I got a Polar H10 chest strap heart rate sensor. Chest strap sensors are the most accurate sensors you can get - Apple Watches are okay but chest straps are the superior option (and relatively inexpensive). I still wear the Apple Watch during exercise for the GPS functionality. There were a few numbers I wanted to measure - my maximum heart rate (MHR) and resting heart rate (RHR). My dad and my brother are both very athletic, and so I was following their guidance on this. These numbers, plus the changes in heart rate depending on my state of activity, allow me to quantify my aerobic fitness. If you’re doing any kind of running training I would strongly recommend getting a chest strap heart rate sensor - you can track your physical health much more accurately. That being said, all I learned from it this week was that I am quite unfit - I wore it to my soccer game, and my recovery between sprints wasn’t very good, but this is thankfully something I can improve by doing light runs in the gym every few days.

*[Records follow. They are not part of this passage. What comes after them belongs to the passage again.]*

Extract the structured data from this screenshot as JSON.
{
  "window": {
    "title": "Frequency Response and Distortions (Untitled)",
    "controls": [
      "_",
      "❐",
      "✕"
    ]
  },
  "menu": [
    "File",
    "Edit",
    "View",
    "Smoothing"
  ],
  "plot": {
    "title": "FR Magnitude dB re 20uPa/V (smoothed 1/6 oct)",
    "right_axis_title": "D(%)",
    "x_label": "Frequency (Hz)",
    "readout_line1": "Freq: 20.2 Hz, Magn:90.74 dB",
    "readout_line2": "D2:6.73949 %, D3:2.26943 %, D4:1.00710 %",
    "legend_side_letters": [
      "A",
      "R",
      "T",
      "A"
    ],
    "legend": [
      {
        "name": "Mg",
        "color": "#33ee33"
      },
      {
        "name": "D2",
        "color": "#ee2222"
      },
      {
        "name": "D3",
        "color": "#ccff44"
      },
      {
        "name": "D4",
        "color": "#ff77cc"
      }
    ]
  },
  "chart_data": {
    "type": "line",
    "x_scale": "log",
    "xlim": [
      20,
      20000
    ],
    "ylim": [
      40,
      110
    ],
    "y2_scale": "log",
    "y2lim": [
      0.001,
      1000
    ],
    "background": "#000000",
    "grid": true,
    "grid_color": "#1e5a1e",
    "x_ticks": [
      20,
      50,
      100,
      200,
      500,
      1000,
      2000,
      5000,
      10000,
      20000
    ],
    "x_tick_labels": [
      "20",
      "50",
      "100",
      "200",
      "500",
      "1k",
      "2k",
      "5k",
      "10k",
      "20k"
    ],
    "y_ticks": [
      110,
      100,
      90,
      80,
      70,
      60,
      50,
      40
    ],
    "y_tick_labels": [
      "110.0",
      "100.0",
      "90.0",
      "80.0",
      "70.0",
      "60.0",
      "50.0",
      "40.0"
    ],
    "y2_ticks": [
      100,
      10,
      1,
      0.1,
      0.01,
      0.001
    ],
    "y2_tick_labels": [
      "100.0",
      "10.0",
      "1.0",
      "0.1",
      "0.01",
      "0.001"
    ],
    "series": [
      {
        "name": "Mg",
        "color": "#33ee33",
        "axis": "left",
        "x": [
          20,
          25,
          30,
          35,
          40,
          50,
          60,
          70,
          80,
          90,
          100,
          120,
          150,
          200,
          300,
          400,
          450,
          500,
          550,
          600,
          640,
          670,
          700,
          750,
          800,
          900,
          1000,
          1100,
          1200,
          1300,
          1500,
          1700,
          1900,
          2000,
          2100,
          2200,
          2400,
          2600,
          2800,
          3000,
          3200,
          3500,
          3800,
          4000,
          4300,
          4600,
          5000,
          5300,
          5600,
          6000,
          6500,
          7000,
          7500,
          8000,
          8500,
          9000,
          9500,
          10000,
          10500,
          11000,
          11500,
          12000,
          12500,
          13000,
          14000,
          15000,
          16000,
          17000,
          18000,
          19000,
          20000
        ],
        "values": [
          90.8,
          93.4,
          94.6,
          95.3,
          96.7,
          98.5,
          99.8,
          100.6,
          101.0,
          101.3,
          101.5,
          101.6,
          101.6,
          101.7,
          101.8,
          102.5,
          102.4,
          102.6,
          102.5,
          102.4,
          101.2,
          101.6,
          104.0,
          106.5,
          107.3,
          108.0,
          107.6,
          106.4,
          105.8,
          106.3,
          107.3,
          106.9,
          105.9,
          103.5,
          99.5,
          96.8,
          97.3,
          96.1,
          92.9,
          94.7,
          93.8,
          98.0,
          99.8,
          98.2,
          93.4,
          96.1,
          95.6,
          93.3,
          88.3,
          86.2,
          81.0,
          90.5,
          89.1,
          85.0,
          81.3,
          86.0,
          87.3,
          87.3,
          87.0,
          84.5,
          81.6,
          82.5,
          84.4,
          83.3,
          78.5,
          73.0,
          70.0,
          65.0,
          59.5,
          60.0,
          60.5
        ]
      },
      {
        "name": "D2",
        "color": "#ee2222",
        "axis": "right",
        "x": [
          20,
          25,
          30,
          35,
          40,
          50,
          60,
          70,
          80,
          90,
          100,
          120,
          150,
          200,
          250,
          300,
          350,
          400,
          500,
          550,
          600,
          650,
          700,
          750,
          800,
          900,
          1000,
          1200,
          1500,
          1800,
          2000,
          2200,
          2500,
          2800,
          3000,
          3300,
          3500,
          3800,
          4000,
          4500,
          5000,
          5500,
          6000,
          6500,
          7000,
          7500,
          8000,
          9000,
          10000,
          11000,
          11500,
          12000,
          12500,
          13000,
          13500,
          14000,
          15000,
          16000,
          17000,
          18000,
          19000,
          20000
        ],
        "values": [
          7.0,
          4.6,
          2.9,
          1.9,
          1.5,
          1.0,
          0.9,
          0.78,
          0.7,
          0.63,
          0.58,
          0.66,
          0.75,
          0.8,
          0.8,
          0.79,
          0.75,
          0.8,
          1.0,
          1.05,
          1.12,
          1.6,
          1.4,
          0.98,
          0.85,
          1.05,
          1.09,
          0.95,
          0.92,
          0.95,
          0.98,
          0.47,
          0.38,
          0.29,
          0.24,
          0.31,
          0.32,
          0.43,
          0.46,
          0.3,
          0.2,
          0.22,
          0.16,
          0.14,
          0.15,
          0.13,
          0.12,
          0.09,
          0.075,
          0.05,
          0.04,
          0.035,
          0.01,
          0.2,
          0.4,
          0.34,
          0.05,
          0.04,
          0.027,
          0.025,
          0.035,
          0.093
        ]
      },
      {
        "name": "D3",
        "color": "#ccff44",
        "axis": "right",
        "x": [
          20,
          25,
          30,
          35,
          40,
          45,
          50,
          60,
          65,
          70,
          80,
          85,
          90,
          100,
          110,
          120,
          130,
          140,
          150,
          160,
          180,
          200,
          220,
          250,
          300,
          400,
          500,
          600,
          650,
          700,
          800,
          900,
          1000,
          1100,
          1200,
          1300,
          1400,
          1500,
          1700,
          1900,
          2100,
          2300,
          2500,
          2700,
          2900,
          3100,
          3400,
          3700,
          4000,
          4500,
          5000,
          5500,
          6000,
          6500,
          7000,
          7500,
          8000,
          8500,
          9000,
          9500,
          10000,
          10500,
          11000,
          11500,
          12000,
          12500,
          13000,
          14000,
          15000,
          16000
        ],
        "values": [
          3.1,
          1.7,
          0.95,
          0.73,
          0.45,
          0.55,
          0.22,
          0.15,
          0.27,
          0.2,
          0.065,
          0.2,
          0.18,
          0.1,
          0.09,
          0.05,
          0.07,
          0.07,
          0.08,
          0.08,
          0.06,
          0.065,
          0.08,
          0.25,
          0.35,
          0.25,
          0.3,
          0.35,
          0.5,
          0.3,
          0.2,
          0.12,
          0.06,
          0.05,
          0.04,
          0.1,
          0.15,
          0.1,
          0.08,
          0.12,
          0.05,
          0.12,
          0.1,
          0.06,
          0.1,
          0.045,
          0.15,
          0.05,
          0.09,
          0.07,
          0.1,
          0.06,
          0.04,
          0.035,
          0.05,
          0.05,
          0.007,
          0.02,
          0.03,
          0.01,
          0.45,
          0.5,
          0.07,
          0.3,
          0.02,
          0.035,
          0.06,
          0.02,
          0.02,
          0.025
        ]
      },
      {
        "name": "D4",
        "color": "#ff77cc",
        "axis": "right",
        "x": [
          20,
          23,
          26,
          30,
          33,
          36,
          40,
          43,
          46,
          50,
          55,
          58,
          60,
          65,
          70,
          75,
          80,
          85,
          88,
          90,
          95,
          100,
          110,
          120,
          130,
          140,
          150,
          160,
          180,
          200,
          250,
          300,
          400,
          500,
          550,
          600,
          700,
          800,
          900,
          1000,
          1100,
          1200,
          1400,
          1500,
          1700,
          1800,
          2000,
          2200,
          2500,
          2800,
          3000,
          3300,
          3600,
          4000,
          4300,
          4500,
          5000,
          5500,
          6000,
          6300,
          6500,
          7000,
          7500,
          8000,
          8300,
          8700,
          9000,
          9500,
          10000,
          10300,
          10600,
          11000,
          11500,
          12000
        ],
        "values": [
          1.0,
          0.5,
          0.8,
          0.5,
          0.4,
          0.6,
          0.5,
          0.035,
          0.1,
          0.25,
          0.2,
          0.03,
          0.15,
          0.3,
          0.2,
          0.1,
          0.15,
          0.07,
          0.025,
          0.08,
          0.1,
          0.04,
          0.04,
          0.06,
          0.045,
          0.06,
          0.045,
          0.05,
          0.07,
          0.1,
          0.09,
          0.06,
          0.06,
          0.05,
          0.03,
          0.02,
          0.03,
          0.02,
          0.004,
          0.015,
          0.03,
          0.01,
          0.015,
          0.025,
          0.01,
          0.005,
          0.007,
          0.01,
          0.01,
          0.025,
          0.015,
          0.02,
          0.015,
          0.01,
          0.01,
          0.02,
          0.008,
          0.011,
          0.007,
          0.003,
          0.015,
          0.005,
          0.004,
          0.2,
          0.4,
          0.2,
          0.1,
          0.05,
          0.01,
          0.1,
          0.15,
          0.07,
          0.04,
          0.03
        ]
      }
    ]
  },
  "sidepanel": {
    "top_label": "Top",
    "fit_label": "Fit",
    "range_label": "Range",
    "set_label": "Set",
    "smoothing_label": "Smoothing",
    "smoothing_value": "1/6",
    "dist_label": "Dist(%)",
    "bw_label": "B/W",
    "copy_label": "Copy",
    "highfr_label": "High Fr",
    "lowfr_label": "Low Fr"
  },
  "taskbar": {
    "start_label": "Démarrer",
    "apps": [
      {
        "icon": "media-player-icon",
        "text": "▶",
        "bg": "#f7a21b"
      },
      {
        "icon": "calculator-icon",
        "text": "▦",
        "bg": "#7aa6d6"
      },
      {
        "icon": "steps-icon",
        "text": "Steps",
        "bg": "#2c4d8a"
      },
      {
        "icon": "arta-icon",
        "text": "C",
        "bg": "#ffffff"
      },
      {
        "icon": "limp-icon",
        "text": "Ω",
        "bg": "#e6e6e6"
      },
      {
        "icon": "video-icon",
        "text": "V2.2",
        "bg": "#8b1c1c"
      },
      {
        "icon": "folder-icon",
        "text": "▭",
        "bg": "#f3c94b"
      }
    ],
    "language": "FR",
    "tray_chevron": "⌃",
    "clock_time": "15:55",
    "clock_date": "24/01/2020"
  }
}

If you tuned into the Critical Thinking Charity Hackalong - thank you! We had a few findings across the 10 hours of cumulative hacking we did, and there was consistently 70-100 people online at any time. That’s an impressively large audience. I had a ton of fun doing my 2hr session of hacking (server-side by overwhelmingly popular demand, as they had 4 hours of client side before that) and we found some interesting leads. Again, thank you for tuning in!

I should be at the Manchester meetup on January 31st with the UK Ambassador club. I’m forward to seeing some familiar faces again.

The Hackalong kicked me back into gear for bug bounty. I’ve stopped doing much hacking outside of LHEs, but I miss constructing crazy chains. I want to cook this year, and I don’t want these to be empty words.

Achieving remote code execution in LangSmith Playground using unsafe template formatting: Awesome research from the CTBB lab.

Gift cards security research: This is a pretty great lesson on ROI; most hackers seem allergic to the concept of spending money to make money.

Pwning Claude Code in 8 Different Ways: Ryotak is unstoppable. No, seriously. He’s like some kind of high-power hacker laser-beam that you can target at attack surface to annihilate it.

Breaking Multi-Tenant Isolation in Heroku Postgres: A classic Postgres privilege escalation in Heroku using definer functions.

BodySnatcher (CVE-2025-12420): A Broken Authentication and Agentic Hijacking Vulnerability in ServiceNow: Aaron Costello at AppOmni (my old workplace) found a critical issue in Servicenow within their AI products.

Copilot or Coconspirator - Tricking GitHub Copilot and Stealing all Your Secrets: My friend Adnan Khan with another fantastic piece of research on Github.

Youssef Sammouda dropped EIGHT writeups this week for bugs he found on Meta. This is must-read content; Youssef is a client-side master.